基于GEO數據庫篩選舌鱗狀細胞癌順鉑耐藥的關鍵基因及生物信息學分析

蘇萌,張釗銀,姚金光

(右江民族醫學院口腔醫學院,廣西 百色 533000)

舌鱗狀細胞癌(tongue squamous cell carcinoma,TSCC)是一種舌體鱗狀上皮組織來源的口腔惡性腫瘤,也是常見的頭頸部惡性腫瘤[1]。舌頭的前2/3被認為是舌鱗狀細胞癌發生的主要區域,而舌頭的后1/3為舌根癌的范疇[2]。流行病學資料顯示,舌鱗狀細胞癌約占口腔癌的30%～50%和全身惡性腫瘤的0.8%～1.5%[3-4]。舌體組織的淋巴管、血管豐富且機械運動頻繁,出現區域淋巴結轉移的可能性很高,即使在早期階段也是如此,導致臨床上治療困難。

順鉑的聯合化療是包括舌鱗狀細胞癌在內的多種癌癥的標準治療方法,在舌鱗狀細胞癌的治療中扮演極其重要的角色。然而,順鉑通常受到機體天然和獲得性耐藥的限制,許多舌鱗狀細胞癌患者對順鉑固有抗性或經多次用藥后對順鉑產生抗性,甚至對未使用過的化療藥物也產生抗性,從而嚴重限制了化療效果,術后5年生存率僅為50%[5-7]。目前,臨床上仍缺乏針對舌鱗狀細胞癌順鉑耐藥的關鍵靶點,導致無法從根本上逆轉其耐藥性。

隨著芯片技術的發展,學者們從專注于少數經典耐藥基因的研究轉向全基因組測序來挖掘特異的耐藥基因,以更準確地評估機體基因調控耐藥變化的過程。本研究基于GEO數據庫中舌鱗狀細胞癌順鉑耐藥細胞的芯片數據,利用生物信息學分析方法篩選舌鱗狀細胞癌順鉑耐藥過程中的關鍵基因,探討其與順鉑耐藥性的聯系,為揭示順鉑耐藥的分子機制及逆轉順鉑耐藥性提供理論依據。

1 材料與方法

1.1數據來源 登錄Gene Expression Omnibus數據庫(https://www.ncbi.nlm.nih.gov/geo/,GEO),以“Tongue Squamous Cell Carcinoma”和“Ciplatin Resistance”作為關鍵詞,下載數據集GSE111585和GSE115119的表達數據及GPL平臺文件。GSE111585數據集基于GPL14715平臺測序,共包括3例正常SCC9細胞樣本和3例SCC9順鉑耐藥細胞樣本。GSE115119數據集基于GPL16955平臺測序,共包括2例正常CAL27細胞樣本和2例CAL27順鉑耐藥細胞樣本。SCC9與CAL27均為人舌鱗狀細胞癌細胞系。根據GPL平臺文件對探針ID進行注釋轉換,以獲取對應的基因名稱。從鉑耐藥基因數據庫(http://ptrc-ddr.cptac-data-view.org)中下載909個與鉑耐藥密切相關的基因(platinum resistent genes,PRGs),該數據庫包含近30年來800篇出版物關于鉑耐藥的研究,并對涉及鉑耐藥的909個基因進行高度整理和注釋[8]。

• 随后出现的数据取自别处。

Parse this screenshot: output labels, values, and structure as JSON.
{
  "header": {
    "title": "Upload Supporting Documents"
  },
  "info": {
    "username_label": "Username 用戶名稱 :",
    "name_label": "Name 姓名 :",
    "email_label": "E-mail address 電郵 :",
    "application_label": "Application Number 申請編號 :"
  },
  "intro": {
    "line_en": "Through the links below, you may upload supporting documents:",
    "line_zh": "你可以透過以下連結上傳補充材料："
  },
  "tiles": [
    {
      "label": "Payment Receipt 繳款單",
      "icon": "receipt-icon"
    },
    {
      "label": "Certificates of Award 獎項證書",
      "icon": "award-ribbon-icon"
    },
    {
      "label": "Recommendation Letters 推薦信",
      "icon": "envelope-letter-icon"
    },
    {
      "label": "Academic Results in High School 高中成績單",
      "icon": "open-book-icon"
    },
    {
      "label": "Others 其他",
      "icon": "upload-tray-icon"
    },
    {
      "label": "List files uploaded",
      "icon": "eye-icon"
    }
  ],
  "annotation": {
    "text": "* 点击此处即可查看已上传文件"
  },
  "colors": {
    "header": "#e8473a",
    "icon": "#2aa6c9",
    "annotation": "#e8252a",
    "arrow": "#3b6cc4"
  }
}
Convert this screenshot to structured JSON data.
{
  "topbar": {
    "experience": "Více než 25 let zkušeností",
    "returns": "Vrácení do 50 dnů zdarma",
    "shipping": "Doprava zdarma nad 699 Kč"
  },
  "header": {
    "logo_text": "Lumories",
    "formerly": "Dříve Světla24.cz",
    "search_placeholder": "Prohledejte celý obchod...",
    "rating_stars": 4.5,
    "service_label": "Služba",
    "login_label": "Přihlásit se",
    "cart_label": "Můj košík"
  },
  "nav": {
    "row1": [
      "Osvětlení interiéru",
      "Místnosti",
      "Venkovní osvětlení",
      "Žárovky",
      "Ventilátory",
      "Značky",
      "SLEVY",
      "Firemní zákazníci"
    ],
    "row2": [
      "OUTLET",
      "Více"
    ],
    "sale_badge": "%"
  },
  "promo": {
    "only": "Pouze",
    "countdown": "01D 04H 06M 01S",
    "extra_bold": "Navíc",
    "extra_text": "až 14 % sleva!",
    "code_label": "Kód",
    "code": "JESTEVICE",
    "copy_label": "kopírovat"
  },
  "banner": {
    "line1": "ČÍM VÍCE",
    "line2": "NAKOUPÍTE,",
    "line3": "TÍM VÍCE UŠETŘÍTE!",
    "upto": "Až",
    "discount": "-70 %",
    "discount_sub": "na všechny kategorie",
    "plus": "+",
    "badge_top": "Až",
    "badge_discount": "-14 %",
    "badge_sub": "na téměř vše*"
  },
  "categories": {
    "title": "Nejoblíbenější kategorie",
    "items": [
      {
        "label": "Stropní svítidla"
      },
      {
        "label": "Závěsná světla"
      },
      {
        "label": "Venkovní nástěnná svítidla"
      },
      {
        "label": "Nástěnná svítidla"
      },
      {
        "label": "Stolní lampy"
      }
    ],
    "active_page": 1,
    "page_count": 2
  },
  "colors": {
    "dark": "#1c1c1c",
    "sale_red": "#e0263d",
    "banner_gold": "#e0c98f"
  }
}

1.2差異基因的篩選 用R語言limma包分別對GSE111585和GSE115119數據集進行差異分析[9],以P<0.05且|log2FC|≥2作為標準篩選差異表達基因(differentially expressed genes,DEGs),并繪制火山圖。將兩組數據集的DEGs與PRGs取交集,以降低篩選的假陽性,并繪制韋恩圖。

1.3GO和KEGG富集分析 運用R語言對DEGs進行功能注釋,以明確其參與的生物學功能及信號通路,并進行可視化,設置Count>5,P<0.05及FDR<0.1。其中基因本體論(gene ontology,GO)主要包括生物學過程(biological processes,BP)、細胞組分(cellular components,CC)及分子功能(molecular functions,MF)。京都基因和基因組百科全書(kyoto encyclopedia of genes and genomes,KEGG)主要包括信號通路。

1.4PPI網絡的構建及網絡分析 String數據庫(https://stringdb.org/)可用于預測DEGs編碼蛋白的相互作用關系[10]。將DEGs上傳至String數據庫,以互作分數Score>0.400(中等置信度)為閾值構建蛋白互作網絡(protein-protein interaction,PPI),去除游離的靶點,簡化PPI網絡。下載PPI網絡的TSV文件,將其導入Cytoscape_v3.8.0軟件進行可視化,其中節點(Node)代表節點基因,邊(Edge)代表基因之間的相互作用情況?；贑ytoHubba插件中Degree拓撲分析算法對PPI網絡進行分析,篩選出評分前3的基因作為Hub基因。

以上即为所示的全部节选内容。